I think people just have different tolerances and things they're prepared to accept for comfort and familiarity.
If my computer suddenly decided to use random apps that I've never heard of before and starting housekeeping processes out of the blue, the visual layout kept changing, and the location of things changed or became less convenient, I wouldn't start by saying it works perfectly well.
But if you know what you know and that's that, well then that's that.
All of these things, and worse, are given a huge pass every time there's a debate, in favour of concluding that OSX and any windows OS is "exactly the same" and the only difference is preference,
which makes me think the people concluding are either just happy with their lot because they know it, or they've never used any other OS.
High Sierra introduced a lot of mobile+tablet related features that the majority of pro users probably have no interest in, and that gained it a reputation that people love to regurgitate,
but you have to remember that OSX and MacOS has been the same great operating system, more or less, for many many years now.
They're building on an already great foundation.
MS seems to pretty much throw everything in the bin and try again once in a while which, personally, I find way more off putting than anything else I've heard anyone complain about.
People always tell me you can disable X and configure Y and make it just like it used to be but they never realise that's my point. I want to turn it on and have it just like it used to be.
That IS personal preference. I just like that OSX has been largely the same in terms of layout for about 15 years or whatever.
True to say that Apple as a company are less geared towards their pro customers these days, but the OS has been so solid for so long that I wouldn't care if they were selling lemonade as their main income.
What I have works just as beautifully as ever.
The introduction of this years new modular mac pro will say a lot about their future intentions with the pro market, though. They know they dropped the ball with the 'trash can'.
They're quick to dump old technology and, personally, I like that, but I think dropping PCE-Express was too far or too soon.

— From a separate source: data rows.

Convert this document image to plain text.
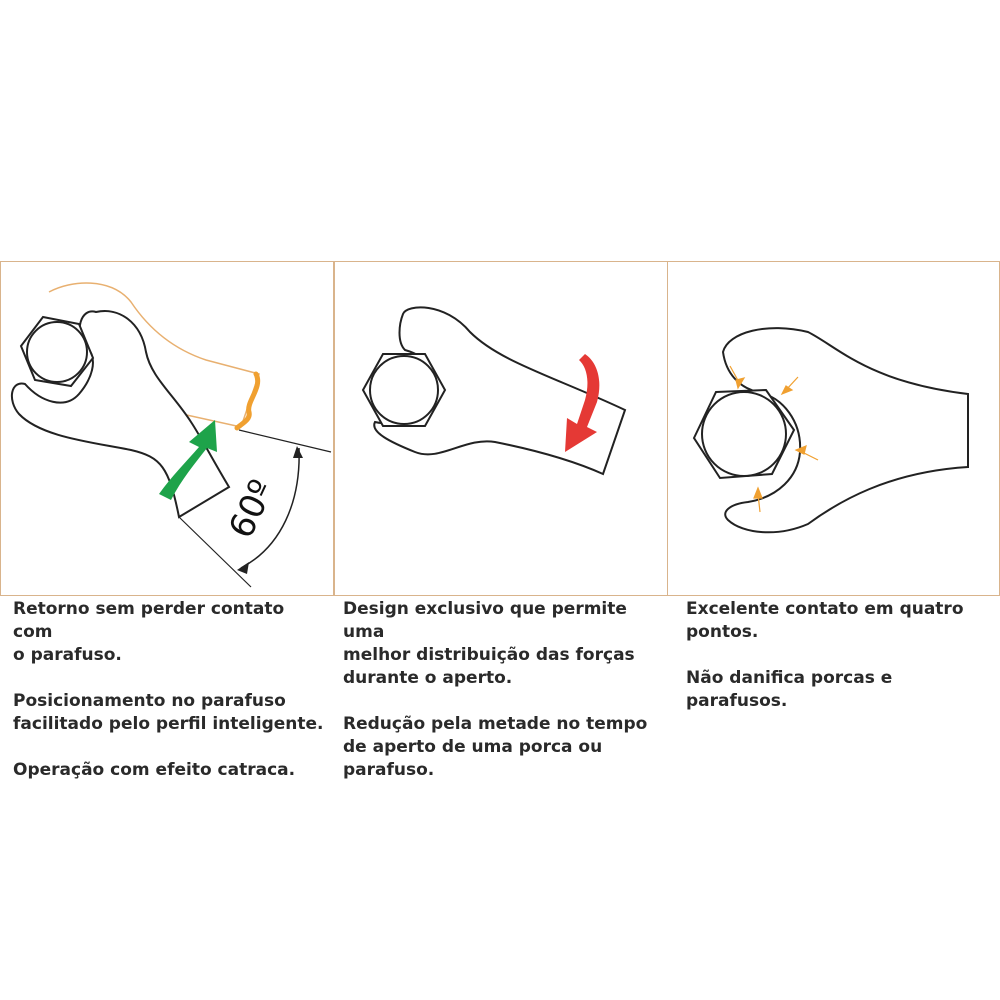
60º

Retorno sem perder contato com
o parafuso.

Posicionamento no parafuso
facilitado pelo perfil inteligente.

Operação com efeito catraca.

Design exclusivo que permite uma
melhor distribuição das forças
durante o aperto.

Redução pela metade no tempo
de aperto de uma porca ou
parafuso.

Excelente contato em quatro
pontos.

Não danifica porcas e parafusos.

In terms of pro features, I'm not sure what's missing? It's got solid disk management with cloning options, an unobtrusive file-level restore system that works, updates that you don't need to down tools (for two hours?) for, great image library management, native browser that's better than most alternatives, mail client, ftp client, messaging, a decent enough starter DAW, video editing, audio file conversion, programming IDE+framework.
There's also only one version of each OS and no specific requirements in terms of hardware so backing up and cloning the entire OS back to a new drive, or moving it to a new computer!, should you ever need to do that, takes something like 20 minutes.
It's actually pretty well kitted out, no?
I've never had to defrag (wouldn't know how), never run an equivalent to disk cleanup, never looked at a loading screen for more than about 10 seconds, never had to maintain startup items, never had to scale back OTT visual effects, I don't have to watch my back for all the auto-ticked bloatware boxes when I "install" something, never had to disable internet for any reason, and although I've run virus scans for giggles I've never found anything.
I also restart, on average, about three times a year.
I agree that it comes down to preference in the sense that someone will always prefer one or other, but I don't think that they're in any way equal.